Au cours des dernières années de sa vie (il devait mourir en novembre 1952, avant la mort de
Staline et le XX e
Congrès), il arrivait aux admirateurs d'Eluard de regretter que le sublime
poète de l'amour sublime se fût « encanaillé » dans la politique et qu'Ariel se fût « engagé »
avec Caliban.
Quand on suit la longue respiration ininterrompue de la poésie d'Eluard, il semble au contraire
qu'on ne puisse séparer le poète « amoureux » du poète « pour tous », comme il disait.
Ce
n'est pas malgré sa ressource inépuisable de révolte, sa perpétuelle revendication « utopique »
qu'Eluard a été un grand poète, le poète, aussi, de ce rapport modèle entre les êtres, de cette
relation étalon : l'amour.
Ce n'est pas au détriment de sa vision la plus radieuse des ressources
de l'esprit humain qu'il aura manié les rames de l'indignation, de la dénonciation.

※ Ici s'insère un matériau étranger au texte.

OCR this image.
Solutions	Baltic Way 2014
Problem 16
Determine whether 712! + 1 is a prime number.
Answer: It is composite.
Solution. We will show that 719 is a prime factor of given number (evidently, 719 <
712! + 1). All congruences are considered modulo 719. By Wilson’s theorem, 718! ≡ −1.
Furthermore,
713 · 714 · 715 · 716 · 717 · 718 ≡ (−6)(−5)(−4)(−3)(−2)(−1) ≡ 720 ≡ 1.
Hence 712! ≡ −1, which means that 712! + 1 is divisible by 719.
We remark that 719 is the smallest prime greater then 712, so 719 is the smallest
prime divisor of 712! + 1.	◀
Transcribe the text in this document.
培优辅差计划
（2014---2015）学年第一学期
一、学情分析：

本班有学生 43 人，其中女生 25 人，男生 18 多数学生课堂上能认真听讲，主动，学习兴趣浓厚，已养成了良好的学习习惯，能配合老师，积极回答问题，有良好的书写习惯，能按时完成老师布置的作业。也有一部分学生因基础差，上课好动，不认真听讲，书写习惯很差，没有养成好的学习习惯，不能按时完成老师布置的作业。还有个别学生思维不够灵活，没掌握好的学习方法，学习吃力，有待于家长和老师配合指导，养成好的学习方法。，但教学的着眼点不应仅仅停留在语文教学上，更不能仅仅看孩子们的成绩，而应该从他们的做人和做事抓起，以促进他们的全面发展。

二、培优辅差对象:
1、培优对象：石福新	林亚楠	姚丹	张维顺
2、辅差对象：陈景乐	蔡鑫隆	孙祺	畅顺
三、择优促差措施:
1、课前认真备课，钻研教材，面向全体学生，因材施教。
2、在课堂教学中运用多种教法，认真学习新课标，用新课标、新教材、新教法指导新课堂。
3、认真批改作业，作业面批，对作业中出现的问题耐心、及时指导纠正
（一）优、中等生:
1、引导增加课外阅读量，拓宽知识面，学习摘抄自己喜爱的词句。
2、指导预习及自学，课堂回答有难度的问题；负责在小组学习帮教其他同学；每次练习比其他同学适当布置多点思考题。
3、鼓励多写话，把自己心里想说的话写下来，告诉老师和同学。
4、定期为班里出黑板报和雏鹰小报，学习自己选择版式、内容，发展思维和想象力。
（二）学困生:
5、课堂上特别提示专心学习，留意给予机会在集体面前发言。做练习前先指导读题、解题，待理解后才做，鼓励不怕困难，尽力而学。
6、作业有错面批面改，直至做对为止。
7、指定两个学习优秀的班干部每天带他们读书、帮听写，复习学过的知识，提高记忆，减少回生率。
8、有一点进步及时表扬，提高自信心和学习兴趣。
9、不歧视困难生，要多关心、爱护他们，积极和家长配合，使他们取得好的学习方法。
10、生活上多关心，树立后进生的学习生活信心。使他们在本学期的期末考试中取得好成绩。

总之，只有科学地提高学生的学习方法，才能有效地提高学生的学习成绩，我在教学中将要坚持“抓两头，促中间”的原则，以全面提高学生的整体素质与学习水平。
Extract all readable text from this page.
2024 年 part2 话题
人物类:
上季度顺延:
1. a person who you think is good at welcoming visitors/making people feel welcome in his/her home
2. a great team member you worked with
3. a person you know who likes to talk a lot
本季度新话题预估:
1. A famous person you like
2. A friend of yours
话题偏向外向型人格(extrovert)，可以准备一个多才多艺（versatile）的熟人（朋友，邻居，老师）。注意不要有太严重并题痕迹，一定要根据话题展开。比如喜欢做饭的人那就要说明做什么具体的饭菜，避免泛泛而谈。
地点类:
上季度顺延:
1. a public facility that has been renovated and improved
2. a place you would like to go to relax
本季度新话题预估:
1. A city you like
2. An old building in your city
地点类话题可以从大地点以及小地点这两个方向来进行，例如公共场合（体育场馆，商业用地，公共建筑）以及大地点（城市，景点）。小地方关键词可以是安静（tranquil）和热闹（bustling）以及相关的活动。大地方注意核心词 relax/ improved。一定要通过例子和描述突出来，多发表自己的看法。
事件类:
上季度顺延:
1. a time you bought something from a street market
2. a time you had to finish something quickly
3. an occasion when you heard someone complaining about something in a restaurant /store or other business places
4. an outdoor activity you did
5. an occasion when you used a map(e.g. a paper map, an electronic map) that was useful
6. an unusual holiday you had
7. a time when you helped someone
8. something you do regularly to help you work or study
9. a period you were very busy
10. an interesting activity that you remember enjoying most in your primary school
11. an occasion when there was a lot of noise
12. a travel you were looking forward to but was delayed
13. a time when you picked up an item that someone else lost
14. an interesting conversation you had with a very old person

Si le poète de L'Amour , la poésie (1929) et du Phénix (1951) n'a jamais laissé tarir son
ruissellement de mots limpides, c'est aussi, c'est d'abord grâce à sa ressource de stupeur, de
colère et de rage très raisonnable.
On pressent ce qui aurait pu gâter cette œuvre, en effet, si
elle n'avait pas été soutenue et transportée par l'inapaisable violence d'un perpétuel « jeune
homme en colère ».
Il lui arrive d'effleurer la mièvrerie, de côtoyer la puérilité et de risquer de
tomber de l'innocence authentique dans l'imagerie d'Épinal de la naïveté.
Mais si Eluard évite
la plupart du temps ces périls, c'est parce qu'il est en même temps le témoin de la grâce
d'exister et un démolisseur de ruines, un ange expérimental et un archange combattant et
furieux.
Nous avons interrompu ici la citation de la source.